Wearable sensor measures real skin feel


Wednesday, 24 April, 2024

Wearable sensor measures real skin feel

Researchers from Procter & Gamble (P&G, the Singapore Innovation Centre (SgIC) and Nanyang Technological University Singapore (NTU Singapore) have developed a wearable skin sensor, known as “HapSense”, that allows scientists to speed up their analysis of skincare cosmetic products. Typical skin-test panels consist of skincare product reviewers who represent a defined user demographic based on the nature of the study. Unlike conventional methods that rely on subjective assessments like consumer surveys, HapSense offers precise, objective and quantifiable measurements of tactile sensations, enabling an accurate understanding of the human sense of touch.

Shaped like a signet ring and worn on the fingertip, the sensor component of HapSense is attached to a smartwatch-like module, creating a portable, lightweight device that could be used for skin analysis in consumers’ homes. As the sensor glides along the skin or any surface, HapSense captures real-time data on friction and pressure that is independent of the consumers’ perceptions. This multidimensional sensing and tracking with high sensitivity provides insights into the effects of a skincare product on the skin.

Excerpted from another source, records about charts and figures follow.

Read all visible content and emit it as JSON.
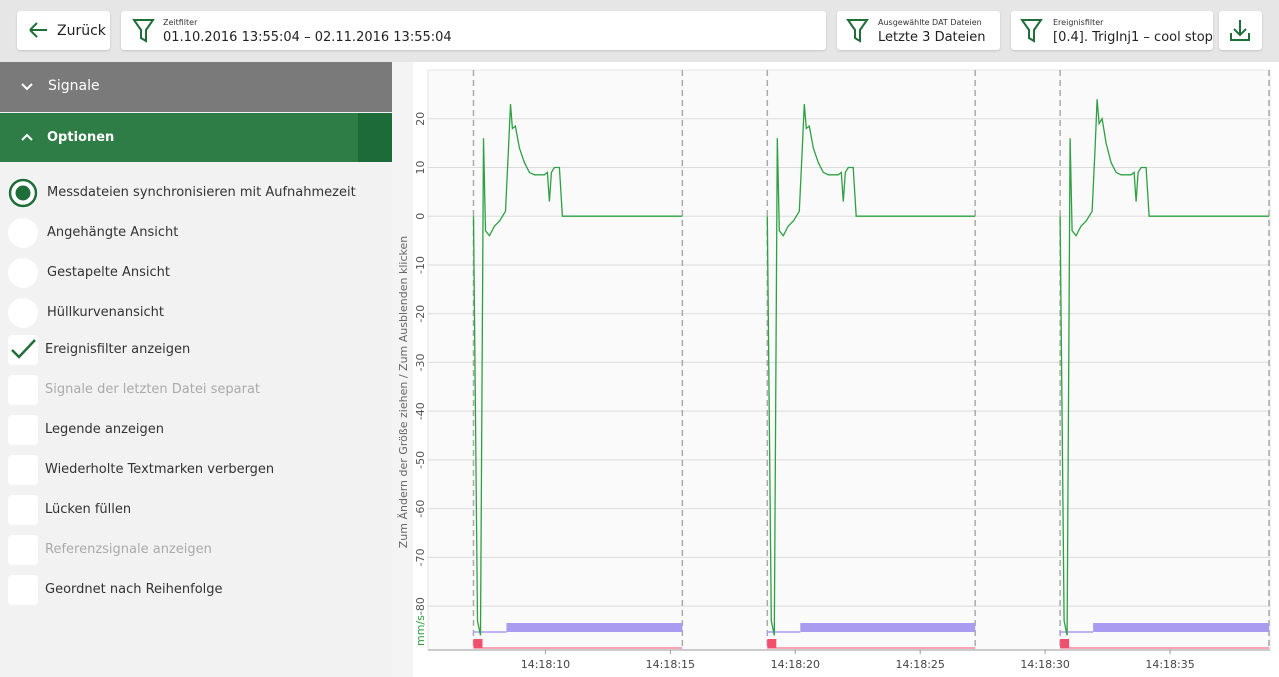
{
  "header": {
    "back": "Zurück",
    "time_filter": {
      "label": "Zeitfilter",
      "value": "01.10.2016 13:55:04 – 02.11.2016 13:55:04"
    },
    "dat_files": {
      "label": "Ausgewählte DAT Dateien",
      "value": "Letzte 3 Dateien"
    },
    "event_filter": {
      "label": "Ereignisfilter",
      "value": "[0.4]. TrigInj1 – cool stop"
    }
  },
  "sidebar": {
    "signals": "Signale",
    "options_title": "Optionen",
    "options": [
      {
        "label": "Messdateien synchronisieren mit Aufnahmezeit",
        "kind": "radio",
        "checked": true,
        "disabled": false
      },
      {
        "label": "Angehängte Ansicht",
        "kind": "radio",
        "checked": false,
        "disabled": false
      },
      {
        "label": "Gestapelte Ansicht",
        "kind": "radio",
        "checked": false,
        "disabled": false
      },
      {
        "label": "Hüllkurvenansicht",
        "kind": "radio",
        "checked": false,
        "disabled": false
      },
      {
        "label": "Ereignisfilter anzeigen",
        "kind": "checkbox",
        "checked": true,
        "disabled": false
      },
      {
        "label": "Signale der letzten Datei separat",
        "kind": "checkbox",
        "checked": false,
        "disabled": true
      },
      {
        "label": "Legende anzeigen",
        "kind": "checkbox",
        "checked": false,
        "disabled": false
      },
      {
        "label": "Wiederholte Textmarken verbergen",
        "kind": "checkbox",
        "checked": false,
        "disabled": false
      },
      {
        "label": "Lücken füllen",
        "kind": "checkbox",
        "checked": false,
        "disabled": false
      },
      {
        "label": "Referenzsignale anzeigen",
        "kind": "checkbox",
        "checked": false,
        "disabled": true
      },
      {
        "label": "Geordnet nach Reihenfolge",
        "kind": "checkbox",
        "checked": false,
        "disabled": false
      }
    ]
  },
  "resize_hint": "Zum Ändern der Größe ziehen / Zum Ausblenden klicken",
  "chart_data": {
    "type": "line",
    "y_unit": "mm/s",
    "color": "#2ea043",
    "grid": true,
    "xlim": [
      5.3,
      39
    ],
    "ylim": [
      -89,
      30
    ],
    "yticks": [
      20,
      10,
      0,
      -10,
      -20,
      -30,
      -40,
      -50,
      -60,
      -70,
      -80
    ],
    "xticks": [
      {
        "value": 10,
        "label": "14:18:10"
      },
      {
        "value": 15,
        "label": "14:18:15"
      },
      {
        "value": 20,
        "label": "14:18:20"
      },
      {
        "value": 25,
        "label": "14:18:25"
      },
      {
        "value": 30,
        "label": "14:18:30"
      },
      {
        "value": 35,
        "label": "14:18:35"
      }
    ],
    "file_boundaries": [
      7.12,
      15.48,
      18.88,
      27.2,
      30.6,
      38.96
    ],
    "event_lane": {
      "color": "#a99cf0",
      "starts": [
        8.44,
        20.2,
        31.92
      ]
    },
    "event_marker_color": "#f0506e",
    "x": [
      7.12,
      7.28,
      7.4,
      7.52,
      7.6,
      7.76,
      7.96,
      8.16,
      8.4,
      8.52,
      8.6,
      8.68,
      8.8,
      8.96,
      9.16,
      9.36,
      9.56,
      9.96,
      10.08,
      10.16,
      10.24,
      10.36,
      10.56,
      10.68,
      15.48,
      17,
      18.88,
      19.04,
      19.16,
      19.28,
      19.36,
      19.52,
      19.72,
      19.92,
      20.16,
      20.28,
      20.36,
      20.44,
      20.56,
      20.72,
      20.92,
      21.12,
      21.32,
      21.72,
      21.84,
      21.92,
      22.0,
      22.12,
      22.32,
      22.44,
      27.2,
      29,
      30.6,
      30.76,
      30.88,
      31.0,
      31.08,
      31.24,
      31.44,
      31.64,
      31.88,
      32.0,
      32.08,
      32.16,
      32.28,
      32.44,
      32.64,
      32.84,
      33.04,
      33.44,
      33.56,
      33.64,
      33.72,
      33.84,
      34.04,
      34.16,
      38.96
    ],
    "values": [
      0,
      -83,
      -86,
      16,
      -3,
      -4,
      -2,
      -1,
      1,
      14,
      23,
      18,
      18.5,
      14,
      11,
      9,
      8.5,
      8.5,
      9,
      3,
      9,
      10,
      10,
      0,
      0,
      null,
      0,
      -83,
      -86,
      16,
      -3,
      -4,
      -2,
      -1,
      1,
      14,
      23,
      18,
      18.5,
      14,
      11,
      9,
      8.5,
      8.5,
      9,
      3,
      9,
      10,
      10,
      0,
      0,
      null,
      0,
      -83,
      -86,
      16,
      -3,
      -4,
      -2,
      -1,
      1,
      14,
      24,
      19,
      20,
      15,
      11,
      9,
      8.5,
      8.5,
      9,
      3,
      9,
      10,
      10,
      0,
      0
    ]
  }
}
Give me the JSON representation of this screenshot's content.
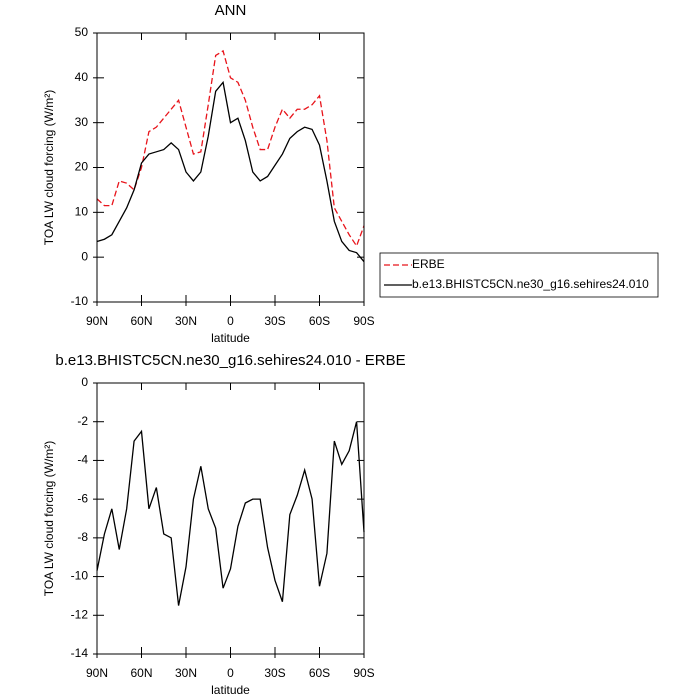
{
  "chart_data": [
    {
      "type": "line",
      "title": "ANN",
      "x_label": "latitude",
      "y_label": "TOA LW cloud forcing (W/m²)",
      "x": [
        90,
        85,
        80,
        75,
        70,
        65,
        60,
        55,
        50,
        45,
        40,
        35,
        30,
        25,
        20,
        15,
        10,
        5,
        0,
        -5,
        -10,
        -15,
        -20,
        -25,
        -30,
        -35,
        -40,
        -45,
        -50,
        -55,
        -60,
        -65,
        -70,
        -75,
        -80,
        -85,
        -90
      ],
      "series": [
        {
          "name": "ERBE",
          "color": "#e8141b",
          "line_style": "dashed",
          "values": [
            13,
            11.5,
            11.5,
            17,
            16.5,
            15,
            20,
            28,
            29,
            31,
            33,
            35,
            29,
            23,
            23.5,
            34,
            45,
            46,
            40,
            39,
            35,
            29,
            24,
            24,
            29,
            33,
            31,
            33,
            33,
            34,
            36,
            26,
            11,
            8,
            5,
            2.5,
            7
          ]
        },
        {
          "name": "b.e13.BHISTC5CN.ne30_g16.sehires24.010",
          "color": "#000000",
          "line_style": "solid",
          "values": [
            3.5,
            4,
            5,
            8,
            11,
            15,
            21,
            23,
            23.5,
            24,
            25.5,
            24,
            19,
            17,
            19,
            27,
            37,
            39,
            30,
            31,
            26,
            19,
            17,
            18,
            20.5,
            23,
            26.5,
            28,
            29,
            28.5,
            25,
            17,
            8,
            3.5,
            1.5,
            1,
            -1
          ]
        }
      ],
      "xlim": [
        90,
        -90
      ],
      "xticks": [
        {
          "value": 90,
          "label": "90N"
        },
        {
          "value": 60,
          "label": "60N"
        },
        {
          "value": 30,
          "label": "30N"
        },
        0,
        {
          "value": -30,
          "label": "30S"
        },
        {
          "value": -60,
          "label": "60S"
        },
        {
          "value": -90,
          "label": "90S"
        }
      ],
      "ylim": [
        -10,
        50
      ],
      "yticks": [
        -10,
        0,
        10,
        20,
        30,
        40,
        50
      ],
      "grid": false,
      "legend": "right"
    },
    {
      "type": "line",
      "title": "b.e13.BHISTC5CN.ne30_g16.sehires24.010 - ERBE",
      "x_label": "latitude",
      "y_label": "TOA LW cloud forcing (W/m²)",
      "x": [
        90,
        85,
        80,
        75,
        70,
        65,
        60,
        55,
        50,
        45,
        40,
        35,
        30,
        25,
        20,
        15,
        10,
        5,
        0,
        -5,
        -10,
        -15,
        -20,
        -25,
        -30,
        -35,
        -40,
        -45,
        -50,
        -55,
        -60,
        -65,
        -70,
        -75,
        -80,
        -85,
        -90
      ],
      "series": [
        {
          "color": "#000000",
          "line_style": "solid",
          "values": [
            -9.7,
            -7.8,
            -6.5,
            -8.6,
            -6.5,
            -3,
            -2.5,
            -6.5,
            -5.4,
            -7.8,
            -8,
            -11.5,
            -9.5,
            -6,
            -4.3,
            -6.5,
            -7.5,
            -10.6,
            -9.6,
            -7.4,
            -6.2,
            -6,
            -6,
            -8.5,
            -10.2,
            -11.3,
            -6.8,
            -5.8,
            -4.5,
            -6,
            -10.5,
            -8.8,
            -3,
            -4.2,
            -3.5,
            -2,
            -7.7
          ]
        }
      ],
      "xlim": [
        90,
        -90
      ],
      "xticks": [
        {
          "value": 90,
          "label": "90N"
        },
        {
          "value": 60,
          "label": "60N"
        },
        {
          "value": 30,
          "label": "30N"
        },
        0,
        {
          "value": -30,
          "label": "30S"
        },
        {
          "value": -60,
          "label": "60S"
        },
        {
          "value": -90,
          "label": "90S"
        }
      ],
      "ylim": [
        -14,
        0
      ],
      "yticks": [
        -14,
        -12,
        -10,
        -8,
        -6,
        -4,
        -2,
        0
      ],
      "grid": false
    }
  ]
}
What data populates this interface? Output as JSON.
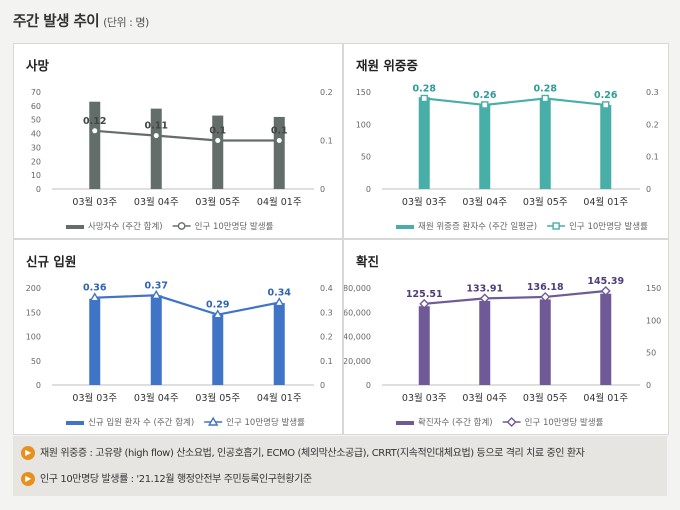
{
  "header": {
    "title": "주간 발생 추이",
    "unit": "(단위 : 명)"
  },
  "notes": [
    {
      "icon": "speaker-icon",
      "text": "재원 위중증 : 고유량 (high flow) 산소요법, 인공호흡기, ECMO (체외막산소공급), CRRT(지속적인대체요법) 등으로 격리 치료 중인 환자"
    },
    {
      "icon": "speaker-icon",
      "text": "인구 10만명당 발생률 : '21.12월 행정안전부 주민등록인구현황기준"
    }
  ],
  "chart_data": [
    {
      "type": "bar",
      "title": "사망",
      "categories": [
        "03월 03주",
        "03월 04주",
        "03월 05주",
        "04월 01주"
      ],
      "series": [
        {
          "name": "사망자수 (주간 합계)",
          "values": [
            63,
            58,
            53,
            52
          ],
          "axis": "left",
          "color": "#636e6b"
        },
        {
          "name": "인구 10만명당 발생률",
          "type": "line",
          "values": [
            0.12,
            0.11,
            0.1,
            0.1
          ],
          "labels": [
            "0.12",
            "0.11",
            "0.1",
            "0.1"
          ],
          "axis": "right",
          "color": "#636e6b",
          "marker": "circle"
        }
      ],
      "y_left": {
        "min": 0,
        "max": 70,
        "ticks": [
          "0",
          "10",
          "20",
          "30",
          "40",
          "50",
          "60",
          "70"
        ]
      },
      "y_right": {
        "min": 0,
        "max": 0.2,
        "ticks": [
          "0",
          "0.1",
          "0.2"
        ]
      },
      "label_color": "#444444"
    },
    {
      "type": "bar",
      "title": "재원 위중증",
      "categories": [
        "03월 03주",
        "03월 04주",
        "03월 05주",
        "04월 01주"
      ],
      "series": [
        {
          "name": "재원 위중증 환자수 (주간 일평균)",
          "values": [
            142,
            130,
            141,
            130
          ],
          "axis": "left",
          "color": "#48aea8"
        },
        {
          "name": "인구 10만명당 발생률",
          "type": "line",
          "values": [
            0.28,
            0.26,
            0.28,
            0.26
          ],
          "labels": [
            "0.28",
            "0.26",
            "0.28",
            "0.26"
          ],
          "axis": "right",
          "color": "#48aea8",
          "marker": "square"
        }
      ],
      "y_left": {
        "min": 0,
        "max": 150,
        "ticks": [
          "0",
          "50",
          "100",
          "150"
        ]
      },
      "y_right": {
        "min": 0,
        "max": 0.3,
        "ticks": [
          "0",
          "0.1",
          "0.2",
          "0.3"
        ]
      },
      "label_color": "#2e9c97"
    },
    {
      "type": "bar",
      "title": "신규 입원",
      "categories": [
        "03월 03주",
        "03월 04주",
        "03월 05주",
        "04월 01주"
      ],
      "series": [
        {
          "name": "신규 입원 환자 수 (주간 합계)",
          "values": [
            178,
            185,
            145,
            169
          ],
          "axis": "left",
          "color": "#3f74c7"
        },
        {
          "name": "인구 10만명당 발생률",
          "type": "line",
          "values": [
            0.36,
            0.37,
            0.29,
            0.34
          ],
          "labels": [
            "0.36",
            "0.37",
            "0.29",
            "0.34"
          ],
          "axis": "right",
          "color": "#3f74c7",
          "marker": "triangle"
        }
      ],
      "y_left": {
        "min": 0,
        "max": 200,
        "ticks": [
          "0",
          "50",
          "100",
          "150",
          "200"
        ]
      },
      "y_right": {
        "min": 0,
        "max": 0.4,
        "ticks": [
          "0",
          "0.1",
          "0.2",
          "0.3",
          "0.4"
        ]
      },
      "label_color": "#2f64b6"
    },
    {
      "type": "bar",
      "title": "확진",
      "categories": [
        "03월 03주",
        "03월 04주",
        "03월 05주",
        "04월 01주"
      ],
      "series": [
        {
          "name": "확진자수 (주간 합계)",
          "values": [
            65000,
            69400,
            70600,
            75300
          ],
          "axis": "left",
          "color": "#6f5a97"
        },
        {
          "name": "인구 10만명당 발생률",
          "type": "line",
          "values": [
            125.51,
            133.91,
            136.18,
            145.39
          ],
          "labels": [
            "125.51",
            "133.91",
            "136.18",
            "145.39"
          ],
          "axis": "right",
          "color": "#6f5a97",
          "marker": "diamond"
        }
      ],
      "y_left": {
        "min": 0,
        "max": 80000,
        "ticks": [
          "0",
          "20,000",
          "40,000",
          "60,000",
          "80,000"
        ]
      },
      "y_right": {
        "min": 0,
        "max": 150,
        "ticks": [
          "0",
          "50",
          "100",
          "150"
        ]
      },
      "label_color": "#4d3d78"
    }
  ]
}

By harnessing advanced algorithms, scientists can perform big data analysis using consistent data across the effects of different products over the years, gleaning insights that can guide the formulation of skincare products or the personalisation of skincare regimes for different skin types and demographics. HapSense also has the potential to expand its applications to testing surfaces and products in a range of categories, such as fabric care, hair care, baby care or feminine care.

Professor Louis Phee, Vice President (Innovation and Entrepreneurship) at NTU Singapore, said the sensor is an innovative product that showcases the potential of soft electronics in real-life applications, making it useful for many industries. “Our next steps will be advancing the commercialisation of the technology and establishing manufacturing standards for soft electronics, an emerging field where Singapore has strong potential to lead globally,” Phee said.